There were several design decisions I chose in the current solution that stand as room for improvement. First, the PGN files themselves could be better organized, rather than simply relying on the form that they were fetched in. Having an actual database instead of files would help, as well. Second, it may make sense to bulk-split up the chess games in each PGN file and have another fan-out / fan-in approach where tasks operate on individual chess games, rather than on whole files with thousands of games. Third, because the files themselves are organized around the same openings, there may be contention in the hashmap over writing to the same keys over a short period of time. Randomizing the order of games processing could therefore help reduce contention.

Advanced Features

The new concurrent data structure used in this project is a thread-safe hashmap. The built-in go map is not suitable for concurrent use by multiple goroutines (without additional synchronization mechanisms). I considered several options for a thread-safe map implementation.
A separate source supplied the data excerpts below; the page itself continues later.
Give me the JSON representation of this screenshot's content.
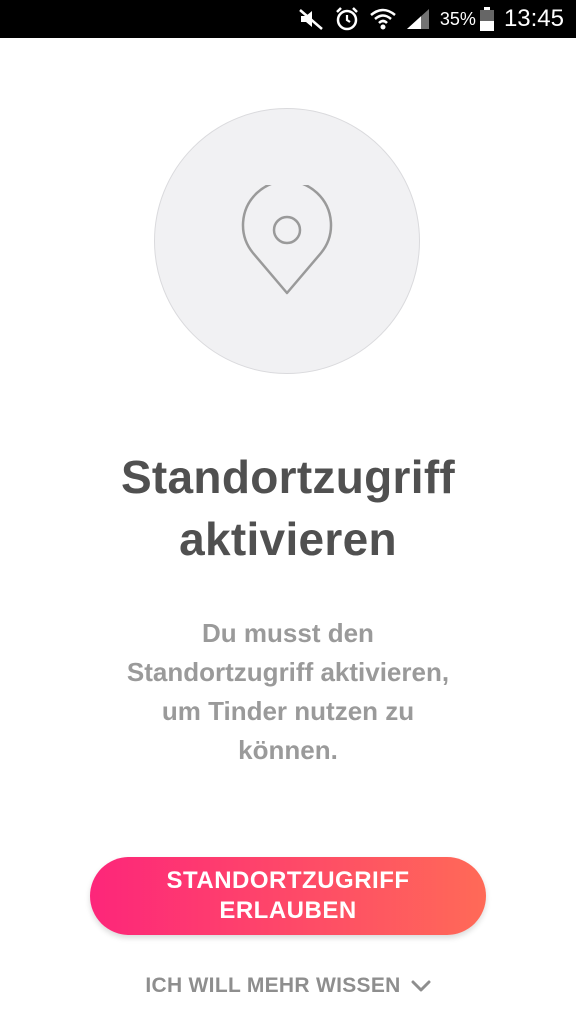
{
  "status_bar": {
    "icons": [
      "mute-icon",
      "alarm-icon",
      "wifi-icon",
      "signal-icon"
    ],
    "battery_percent": "35%",
    "time": "13:45"
  },
  "illustration": {
    "icon": "location-pin-icon"
  },
  "title": {
    "line1": "Standortzugriff",
    "line2": "aktivieren"
  },
  "description": {
    "line1": "Du musst den",
    "line2": "Standortzugriff aktivieren,",
    "line3": "um Tinder nutzen zu",
    "line4": "können."
  },
  "primary_button": {
    "line1": "STANDORTZUGRIFF",
    "line2": "ERLAUBEN",
    "gradient_start": "#fd267a",
    "gradient_end": "#ff6a57"
  },
  "secondary_link": {
    "label": "ICH WILL MEHR WISSEN",
    "icon": "chevron-down-icon"
  },
  "colors": {
    "title": "#505050",
    "description": "#9a9a9a",
    "link": "#8e8e8e",
    "circle_bg": "#f1f1f3"
  }
}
One simple approach I tried out was simply implementing a wrapper around the map with a mutex lock. Each of the reading / writing operations, such as setting and getting, would lock at the start and unlock at the end. I then replaced the mutex with a read-write mutex to improve performance in situations when a lot of reads / writes happen simultaneously. However, this coarse-grain locking approach was probably too slow to consider for high data-load use with overlapping edits to the same keys.

At that point, I discovered the sync.Map data structure, which provided thread-safety and was geared towards my use case. I also decided to look for a solution that was not just thread-safe, but also lock-free. I found a hashmap implementation that satisfied this criterion and yielded reasonable performance. A better, more structured approach to making this decision, though, would've been to benchmark the program using both sync.Map and hashmap to see which one performs better in the real-life scenario of my use case.

Inside the processor package, there is context that contains an instance of the hashmap, called PositionOutcomeIndex. It is used in three places: (1) on initialization, in the Process function, (2) on incrementing the key-value for a specific position + outcome, in the incrementPositionOutcome function, and (3) on conversion to JSON for analysis file saving, in the savePositionOutcomeIndex function.

Dependencies

The site scraping is accomplished with the goquery package. Various chess game related logic uses the chess package. The ultimate hashmap implementation comes from the hashmap package.

Caveats

This project ignores a few key aspects of chess and chess notation in order to simplify implementation.

En passant squares, move counters, and the 50-move rule are ignored for the index's purposes. Therefore, only the piece placement, active color, and castling availability are used in each FEN record to identify a position.

However, because we do not include the FEN's move counter (which truly "uniquely" defines a position that can't be reached again in the same game), it's possible that a game reaches the same position multiple times (according to our modified definition). This is done intentionally because the FEN's strict uniqueness would lead to smaller counts overall in the index.

The goal of this project, on the other hand, is to analyze mainly opening positions at face value, without some of the more esoteric considerations. Regardless, one consequence of this decision is that games with repeated configurations will overcount certain position + outcome scenarios in the index.